Selon le communiqué de l’État-Major général des Fardc , les frappes, survenues les 4 et 5 juillet, auraient visé des zones habitées, causant des pertes en vies humaines ainsi que d’importants dégâts matériels. L’armée congolaise évoque notamment une attaque particulièrement meurtrière dans la ville de Baraka, au Sud-Kivu, où plusieurs civils ont été tués et blessés.

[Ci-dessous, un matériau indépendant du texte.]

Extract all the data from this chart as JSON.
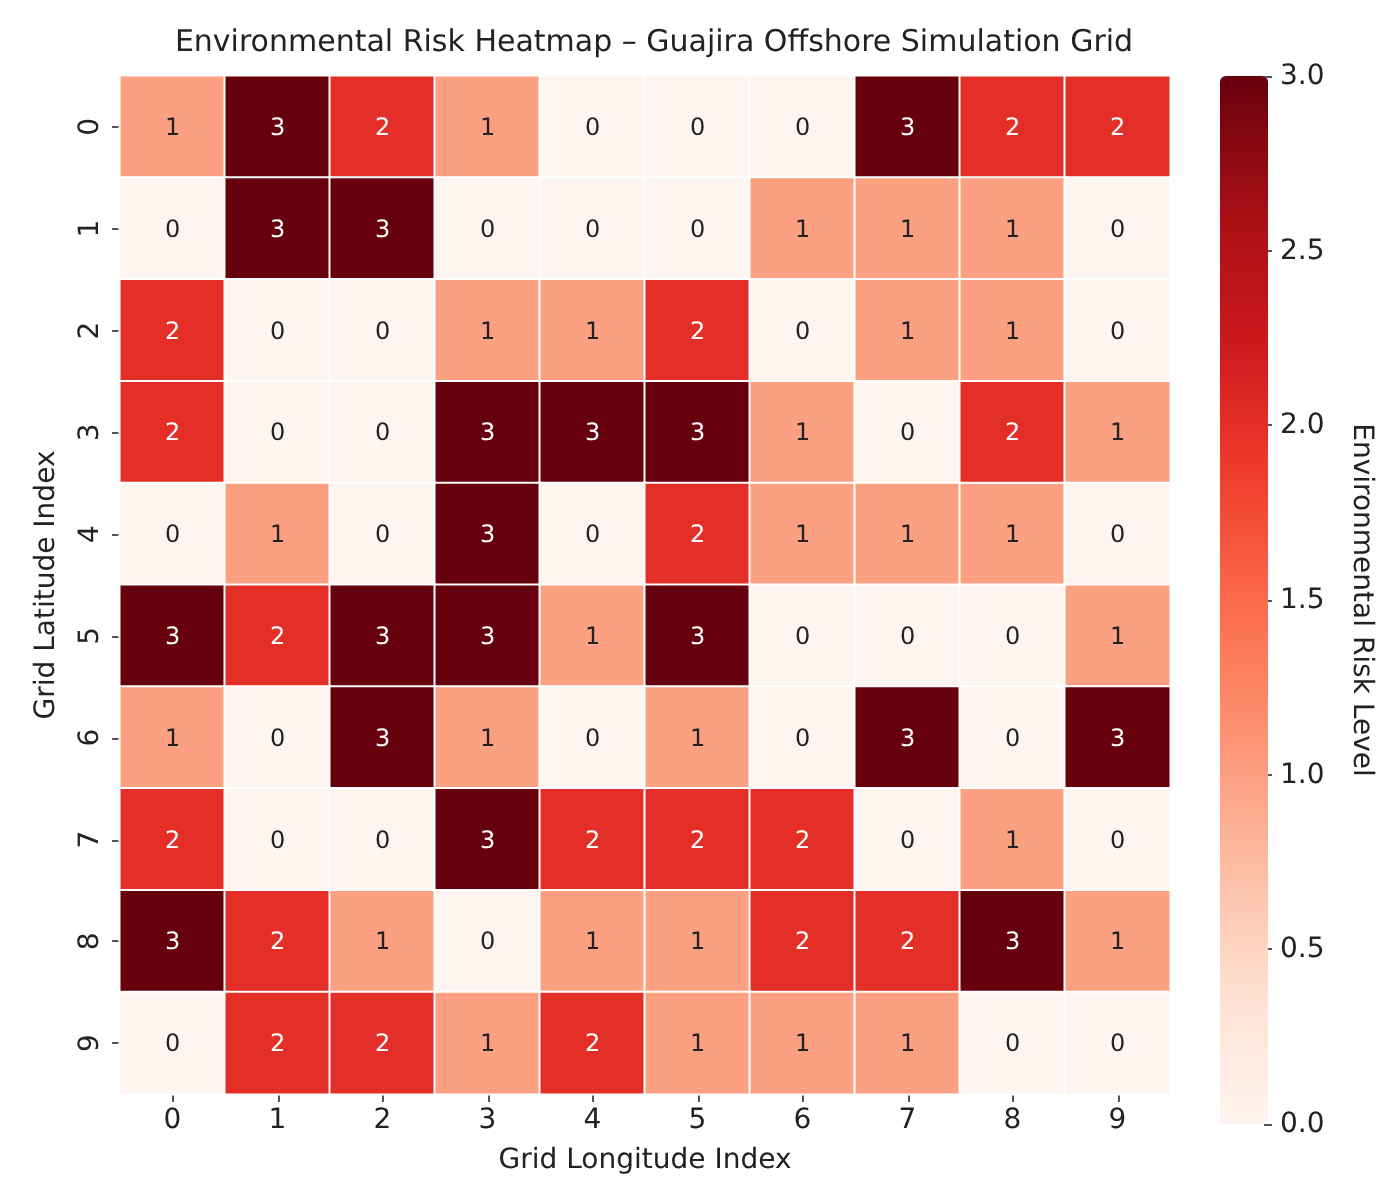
{
  "chart_data": {
    "type": "heatmap",
    "title": "Environmental Risk Heatmap – Guajira Offshore Simulation Grid",
    "xlabel": "Grid Longitude Index",
    "ylabel": "Grid Latitude Index",
    "clabel": "Environmental Risk Level",
    "categories": [
      "0",
      "1",
      "2",
      "3",
      "4",
      "5",
      "6",
      "7",
      "8",
      "9"
    ],
    "y_categories": [
      "0",
      "1",
      "2",
      "3",
      "4",
      "5",
      "6",
      "7",
      "8",
      "9"
    ],
    "cells": [
      [
        1,
        3,
        2,
        1,
        0,
        0,
        0,
        3,
        2,
        2
      ],
      [
        0,
        3,
        3,
        0,
        0,
        0,
        1,
        1,
        1,
        0
      ],
      [
        2,
        0,
        0,
        1,
        1,
        2,
        0,
        1,
        1,
        0
      ],
      [
        2,
        0,
        0,
        3,
        3,
        3,
        1,
        0,
        2,
        1
      ],
      [
        0,
        1,
        0,
        3,
        0,
        2,
        1,
        1,
        1,
        0
      ],
      [
        3,
        2,
        3,
        3,
        1,
        3,
        0,
        0,
        0,
        1
      ],
      [
        1,
        0,
        3,
        1,
        0,
        1,
        0,
        3,
        0,
        3
      ],
      [
        2,
        0,
        0,
        3,
        2,
        2,
        2,
        0,
        1,
        0
      ],
      [
        3,
        2,
        1,
        0,
        1,
        1,
        2,
        2,
        3,
        1
      ],
      [
        0,
        2,
        2,
        1,
        2,
        1,
        1,
        1,
        0,
        0
      ]
    ],
    "data_labels": true,
    "clim": [
      0,
      3
    ],
    "cticks": [
      {
        "value": 0,
        "label": "0.0"
      },
      {
        "value": 0.5,
        "label": "0.5"
      },
      {
        "value": 1,
        "label": "1.0"
      },
      {
        "value": 1.5,
        "label": "1.5"
      },
      {
        "value": 2,
        "label": "2.0"
      },
      {
        "value": 2.5,
        "label": "2.5"
      },
      {
        "value": 3,
        "label": "3.0"
      }
    ]
  }
}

L’armée Congolaise dénonce également des arrestations arbitraires de jeunes civils dans des territoires sous contrôle de la coalition RDF/AFC-M23. D’après l’armée, ces interpellations seraient justifiées par des accusations de liens présumés avec les FDLR.
Dans son communiqué, l’État-Major rappelle que le droit international humanitaire interdit toute attaque visant les populations civiles et les infrastructures à caractère civil. Il réaffirme, par ailleurs, sa détermination à défendre la souveraineté et l’intégrité territoriale de la République démocratique du Congo.
Les FARDC ont enfin salué le courage et la résilience des populations du Nord-Kivu et du Sud-Kivu face à la dégradation de la situation sécuritaire. Elles les ont appelées à demeurer vigilantes et à continuer de soutenir les institutions de la République.